BnF, Mss, NAF 16370, f. 99-100
Transcription de Bénédicte Duthion assistée de Florence Naugrette

a) « au dépend ».
b) « triche ».


Bruxelles, 15 février 1852, dimanche après-midi, 1 h.

J’avais oublié complètementa, mon cher adoré, que tu devais dîner ce soir chez EUDORA [2], aussi cela a été une surprise assez désagréable pour moi quand tu m’as rappelé la chose. Je sais bien que tu ne peux pas faire autrement, mon doux adoré, et dans ma conscience j’avoue que tu le fais avec tant de ménagement et de discrétion que je t’en suis bien tendrement reconnaissante. Mais que veux-tu mon pauvre généreux homme, je t’aime tant qu’il m’est impossible de ne pas regarder comme une injustice de la providence tout ce qui t’éloigne de moi. Encore si j’avais pu pressentir que tu viendrais tout à l’heure je me serais arrangée pour être prête et je t’aurais accompagnéb tant que je l’aurais pu. Mais le hasard qui me fait toujours de mauvais tours est cause que le coiffeur n’est pas venu ce matin comme d’habitude. Il n’est même pas encore venu ce qui sera cause que je ne pourrai même pas essayer de me trouver sur ton passage tantôt. Tout cela est insupportable et me fait regretter le temps où je pouvais te suivre comme un bon chien.
Cher petit homme, te souviens-tu comme je réglais mon pas sur le tien, comme j’étais heureuse de mon état de caniche et comme j’étais désappointée quand il me fallait rester sur le paillasson de la porte de l’assemblée [3]. Ça n’était pas toujours très gai non plus mais enfin j’avais le droit de t’aimer au grand air, en plein soleil, à la face de Dieu et du [GAZ ?]. Ici je ne peux t’aimer qu’entre deux mistigris plus ou moins carrés, ce qui n’est pas sans charme mais……….. cela tient de la place dans notre vie que nous pourrions peut-être mieux employer.

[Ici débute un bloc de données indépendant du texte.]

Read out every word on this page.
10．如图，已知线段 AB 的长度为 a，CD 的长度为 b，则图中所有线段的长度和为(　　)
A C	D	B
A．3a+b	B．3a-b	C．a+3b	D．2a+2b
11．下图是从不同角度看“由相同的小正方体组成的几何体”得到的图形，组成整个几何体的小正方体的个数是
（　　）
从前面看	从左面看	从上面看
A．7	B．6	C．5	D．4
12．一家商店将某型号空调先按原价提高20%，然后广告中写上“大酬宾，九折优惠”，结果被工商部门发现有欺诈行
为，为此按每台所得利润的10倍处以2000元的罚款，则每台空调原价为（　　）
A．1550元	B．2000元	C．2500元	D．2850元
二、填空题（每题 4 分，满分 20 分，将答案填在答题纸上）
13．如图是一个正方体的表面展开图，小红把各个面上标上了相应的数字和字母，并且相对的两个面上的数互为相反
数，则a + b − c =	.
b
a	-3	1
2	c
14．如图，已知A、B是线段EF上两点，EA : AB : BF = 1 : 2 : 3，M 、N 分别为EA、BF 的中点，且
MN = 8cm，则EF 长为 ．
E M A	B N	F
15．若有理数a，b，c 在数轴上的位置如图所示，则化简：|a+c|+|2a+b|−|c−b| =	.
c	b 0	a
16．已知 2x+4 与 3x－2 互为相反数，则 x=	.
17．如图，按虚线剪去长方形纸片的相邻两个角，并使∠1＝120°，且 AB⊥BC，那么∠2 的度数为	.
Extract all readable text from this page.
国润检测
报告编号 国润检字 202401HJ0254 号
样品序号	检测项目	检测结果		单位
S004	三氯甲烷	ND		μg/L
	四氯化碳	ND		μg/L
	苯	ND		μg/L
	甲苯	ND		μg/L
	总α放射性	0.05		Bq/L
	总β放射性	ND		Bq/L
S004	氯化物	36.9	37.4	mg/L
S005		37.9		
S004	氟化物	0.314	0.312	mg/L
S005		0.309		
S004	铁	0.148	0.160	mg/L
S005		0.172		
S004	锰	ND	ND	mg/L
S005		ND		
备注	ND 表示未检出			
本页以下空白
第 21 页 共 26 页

Oh ! Mais c’est égal je ne suis pas ingrate pour ce que Dieu me donne dans ce moment-ci. Je suis heureuse, tu m’aimes, je t’adore, tu m’es bien fidèle, tout le bonheur est pour moi. Va, mon adoré, dîne bien, soit bien admiré, fêté et choyé ; tu ne le seras jamais autant que tu l’es dans mon cœur.

Juliette

BnF, Mss, NAF 16370, f. 101-102
Transcription de Bénédicte Duthion assistée de Florence Naugrette

a) « complettement ».
b) « accompagnée ».

Notes

[1À son arrivée à Bruxelles Victor Hugo loge à l’Hôtel de la Porte-Verte situé rue de la Violette au no 31. Le 5 janvier 1852 il emménage Grand’Place au no 16. Le 1er février il déménage une nouvelle fois « dans la modeste maison du Pigeon qui avait autrefois abrité la corporation des peintres. Ce nouveau nid de trois pièces […] loué deux francs par jour aux trois propriétaires du débit de tabac était à peine plus douillet que le précédent. Deux petites chambres « d’une nudité héroïque » superposées et non directement chauffées donnaient sur l’arrière ; la pièce principale où dormait Victor Hugo, au premier étage, très haute de plafond, était éclairée par deux larges fenêtres sans rideaux ouvrant directement sur l’Hôtel de ville […] », Jean-Marc Hovasse, Victor Hugo, Tome II. Pendant l’exil I. 1851-1864, Fayard, 2008, p. 27.

[2Eudora : à élucider.

[3Hugo est élu à l’Assemblée législative le 13 mai 1849.